Sunday, January 11, 2004

Service & sacrifice

Soldiers' deaths bring Iraq war home

By CHRIS A. COUROGEN

It dominates the headlines and tops the evening news. Politicians debate its merits; as do ordinary people. Already, scores of books have been published about it.

Still, for most people, the war in Iraq is a world away.

For some families, the war is an intrusive enemy that has forever altered lives.

"This war is far away when you don't know people getting killed or being hurt. You never think of it coming to you."

Those are the words of Bianca Taenzer, a young German woman with a broken heart. The war invaded her home when an Iraqi bomb blew up an American Humvee, killing her boyfriend, U.S. Army Sgt. Timothy Hayslett of Lower Mifflin Twp.

The war had already descended upon Lebanon and Enola, where the parents of Army Spec.
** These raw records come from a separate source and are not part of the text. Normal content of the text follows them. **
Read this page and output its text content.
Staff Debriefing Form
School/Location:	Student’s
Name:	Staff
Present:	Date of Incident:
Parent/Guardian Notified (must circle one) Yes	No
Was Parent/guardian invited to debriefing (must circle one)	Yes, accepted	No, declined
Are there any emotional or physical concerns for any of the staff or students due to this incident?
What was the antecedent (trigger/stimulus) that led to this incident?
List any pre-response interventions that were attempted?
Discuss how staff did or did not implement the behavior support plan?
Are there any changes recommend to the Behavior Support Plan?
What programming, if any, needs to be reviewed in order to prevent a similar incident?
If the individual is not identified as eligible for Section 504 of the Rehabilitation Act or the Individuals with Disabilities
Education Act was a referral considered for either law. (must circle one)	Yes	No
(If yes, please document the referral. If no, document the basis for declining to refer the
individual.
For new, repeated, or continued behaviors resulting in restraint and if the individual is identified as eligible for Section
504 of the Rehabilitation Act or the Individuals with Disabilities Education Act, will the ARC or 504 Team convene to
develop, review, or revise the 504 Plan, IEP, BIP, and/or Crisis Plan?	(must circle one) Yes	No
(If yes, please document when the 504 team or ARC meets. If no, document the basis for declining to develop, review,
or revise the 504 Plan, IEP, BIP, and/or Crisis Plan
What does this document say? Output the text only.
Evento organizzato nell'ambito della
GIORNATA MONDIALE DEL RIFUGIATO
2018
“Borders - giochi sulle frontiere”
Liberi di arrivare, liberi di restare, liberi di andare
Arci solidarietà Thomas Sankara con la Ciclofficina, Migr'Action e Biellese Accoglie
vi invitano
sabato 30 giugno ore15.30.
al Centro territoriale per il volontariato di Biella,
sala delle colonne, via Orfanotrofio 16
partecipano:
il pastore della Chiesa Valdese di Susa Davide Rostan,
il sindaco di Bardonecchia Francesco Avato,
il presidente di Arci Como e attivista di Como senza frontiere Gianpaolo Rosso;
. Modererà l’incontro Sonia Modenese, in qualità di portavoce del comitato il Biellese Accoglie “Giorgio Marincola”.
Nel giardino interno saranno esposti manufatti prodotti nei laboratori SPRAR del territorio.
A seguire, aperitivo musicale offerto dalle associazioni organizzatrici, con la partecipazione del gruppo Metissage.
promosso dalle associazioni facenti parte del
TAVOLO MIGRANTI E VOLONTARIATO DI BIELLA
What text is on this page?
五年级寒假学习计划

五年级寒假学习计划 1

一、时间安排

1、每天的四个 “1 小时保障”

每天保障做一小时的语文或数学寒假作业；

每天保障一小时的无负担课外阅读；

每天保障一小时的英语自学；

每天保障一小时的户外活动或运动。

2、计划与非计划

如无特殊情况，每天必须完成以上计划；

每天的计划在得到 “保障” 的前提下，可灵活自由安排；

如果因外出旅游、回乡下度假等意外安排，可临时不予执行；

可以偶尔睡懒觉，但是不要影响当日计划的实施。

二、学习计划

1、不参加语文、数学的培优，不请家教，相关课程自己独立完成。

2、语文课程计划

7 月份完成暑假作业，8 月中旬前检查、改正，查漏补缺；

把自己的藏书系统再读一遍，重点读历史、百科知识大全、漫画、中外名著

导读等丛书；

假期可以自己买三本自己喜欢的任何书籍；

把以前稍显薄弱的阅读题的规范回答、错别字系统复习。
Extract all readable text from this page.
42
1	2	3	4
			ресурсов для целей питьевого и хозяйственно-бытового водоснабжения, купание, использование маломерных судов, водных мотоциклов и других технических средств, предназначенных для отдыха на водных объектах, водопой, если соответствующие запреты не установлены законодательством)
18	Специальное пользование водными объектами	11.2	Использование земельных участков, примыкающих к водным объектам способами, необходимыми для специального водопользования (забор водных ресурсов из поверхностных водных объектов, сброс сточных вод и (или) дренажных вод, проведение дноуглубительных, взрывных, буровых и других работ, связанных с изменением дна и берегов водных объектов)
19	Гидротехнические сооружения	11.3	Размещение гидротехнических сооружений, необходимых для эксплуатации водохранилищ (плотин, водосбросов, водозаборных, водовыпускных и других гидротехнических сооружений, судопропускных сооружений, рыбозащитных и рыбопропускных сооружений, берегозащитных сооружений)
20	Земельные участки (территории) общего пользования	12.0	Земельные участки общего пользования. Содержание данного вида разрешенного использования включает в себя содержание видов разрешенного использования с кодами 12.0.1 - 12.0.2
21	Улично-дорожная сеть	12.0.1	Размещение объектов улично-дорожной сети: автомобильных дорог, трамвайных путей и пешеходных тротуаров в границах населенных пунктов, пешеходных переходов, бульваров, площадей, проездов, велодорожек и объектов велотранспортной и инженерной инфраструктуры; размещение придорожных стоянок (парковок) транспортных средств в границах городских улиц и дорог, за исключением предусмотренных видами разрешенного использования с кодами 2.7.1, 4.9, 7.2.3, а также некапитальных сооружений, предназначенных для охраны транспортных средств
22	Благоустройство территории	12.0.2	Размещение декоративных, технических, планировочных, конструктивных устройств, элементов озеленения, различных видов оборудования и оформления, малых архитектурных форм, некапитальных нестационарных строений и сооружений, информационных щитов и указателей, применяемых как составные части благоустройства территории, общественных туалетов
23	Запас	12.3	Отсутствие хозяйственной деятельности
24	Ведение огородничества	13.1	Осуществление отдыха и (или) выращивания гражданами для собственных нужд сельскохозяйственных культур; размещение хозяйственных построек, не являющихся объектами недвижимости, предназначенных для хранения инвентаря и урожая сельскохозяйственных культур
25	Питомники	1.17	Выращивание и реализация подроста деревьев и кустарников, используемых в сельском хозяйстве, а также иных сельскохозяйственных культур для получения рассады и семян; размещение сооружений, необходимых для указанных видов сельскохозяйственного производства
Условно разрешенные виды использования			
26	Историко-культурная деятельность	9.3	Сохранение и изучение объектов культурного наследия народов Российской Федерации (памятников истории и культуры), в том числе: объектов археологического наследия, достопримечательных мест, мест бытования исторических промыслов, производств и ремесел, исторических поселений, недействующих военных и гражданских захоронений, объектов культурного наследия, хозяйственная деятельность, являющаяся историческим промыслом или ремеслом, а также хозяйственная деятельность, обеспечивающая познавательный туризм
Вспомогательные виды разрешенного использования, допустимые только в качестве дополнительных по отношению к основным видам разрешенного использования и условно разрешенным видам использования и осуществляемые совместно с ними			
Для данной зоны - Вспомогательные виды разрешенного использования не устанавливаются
George A. Mitchell, Jr., a 1985 graduate of Lebanon High School, reside. Mitchell died when an Iraqi rocket slammed into a command post.

Less than a month after Hayslett's death, the war returned to Cumberland County, taking with it Army Staff Sgt. Kimberley Fahnestock Voelz. Voelz died when an Iraqi bomb exploded as she attempted to defuse it.

These are not war stories, but reminders that behind every casualty report there is a human face.